I am imaging a random number generated from truncated normal distribution with mean 50, clipped 0 and 100: the answer will still lean right.

How would binomial work? You have 101 urns from which to choose.

Normal: it is very close to 50/50. It does still lean, but only just. It's close enough that in practice any guess is fine.

Binomial: it is 50/50.

The reason these change the situation dramatically is that under normal or binomial, you are waaaay more likely to be in a situation that is close to 50/50 to begin with because they are way more likely to occur. The quirk of this question is that a 0 green 100 red urn is just as likely as a 50-50 red/green urn using a uniform distribution - hence if you get red on the first draw you are much more likely to be in a heavily tilted red urn.

How would binomial work here? You’re choosing amongst 101 urns of different proportions.

How do you narrow 101 choices into two?

It's as ill posed as the Monty Hall problem. The issue is in what it means for the first ball to picked randomly.

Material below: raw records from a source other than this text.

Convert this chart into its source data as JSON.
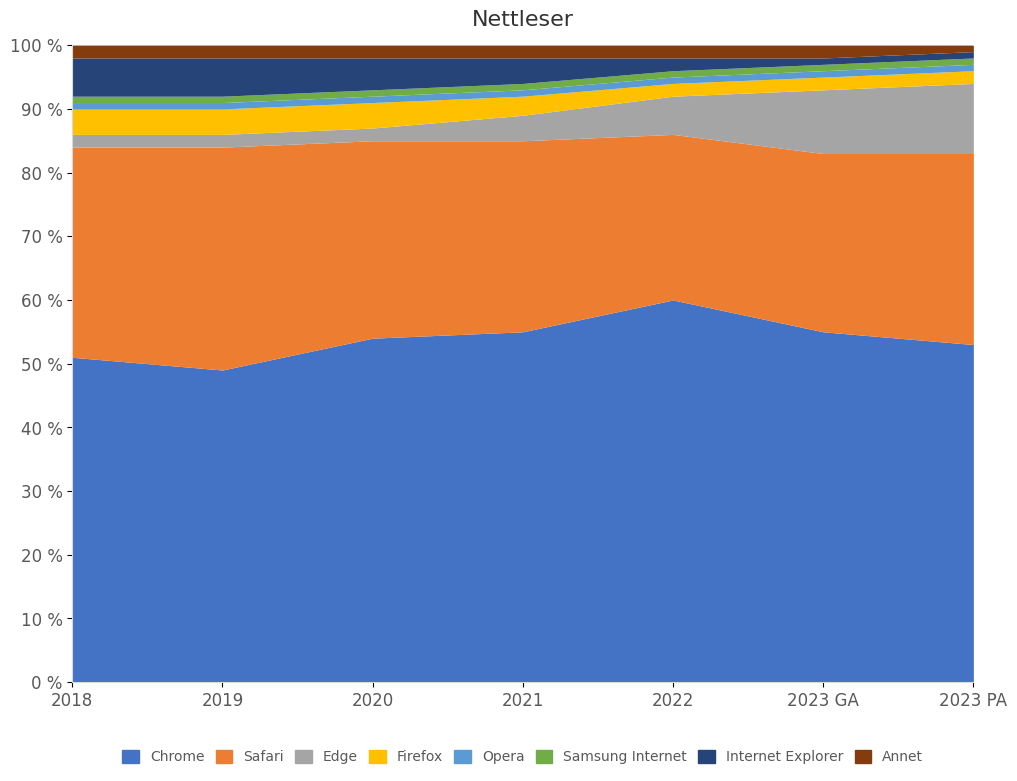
{
  "title": "Nettleser",
  "categories": [
    "2018",
    "2019",
    "2020",
    "2021",
    "2022",
    "2023 GA",
    "2023 PA"
  ],
  "series": {
    "Chrome": [
      51,
      49,
      54,
      55,
      60,
      55,
      53
    ],
    "Safari": [
      33,
      35,
      31,
      30,
      26,
      28,
      30
    ],
    "Edge": [
      2,
      2,
      2,
      4,
      6,
      10,
      11
    ],
    "Firefox": [
      4,
      4,
      4,
      3,
      2,
      2,
      2
    ],
    "Opera": [
      1,
      1,
      1,
      1,
      1,
      1,
      1
    ],
    "Samsung Internet": [
      1,
      1,
      1,
      1,
      1,
      1,
      1
    ],
    "Internet Explorer": [
      6,
      6,
      5,
      4,
      2,
      1,
      1
    ],
    "Annet": [
      2,
      2,
      2,
      2,
      2,
      2,
      1
    ]
  },
  "colors": {
    "Chrome": "#4472C4",
    "Safari": "#ED7D31",
    "Edge": "#A5A5A5",
    "Firefox": "#FFC000",
    "Opera": "#5B9BD5",
    "Samsung Internet": "#70AD47",
    "Internet Explorer": "#264478",
    "Annet": "#843C0C"
  },
  "legend_order": [
    "Chrome",
    "Safari",
    "Edge",
    "Firefox",
    "Opera",
    "Samsung Internet",
    "Internet Explorer",
    "Annet"
  ],
  "ylim": [
    0,
    100
  ],
  "background_color": "#ffffff",
  "title_fontsize": 16,
  "figsize": [
    10.24,
    7.96
  ],
  "dpi": 100
}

Would the question be valid if the first ball was green? If not, then it's equivalent to the standard answer to the Monty Hall problem. Analyze it as if the first ball was not picked randomly (i.e. Monty intentionally picked the wrong door).

I'm not sure why you think it is ill posed. The question is, you randomly pick a ball, IF it is red then... So yeah, it is basically the same as "someone else removes a red ball" now randomly select a ball. OR Pick a ball, is the color of the second ball more likely to be the same as the first, different, or equal. That is really the question here.

edit: After thinking about it some more, it is NOTHING like handing the bag to someone else and having them remove a red ball. The whole point to the first draw is to draw the ball randomly. I think my second statement is still true. But to your original question, if the first ball isn't red, then the question is invalid (and you can't throw the ball in and choose again)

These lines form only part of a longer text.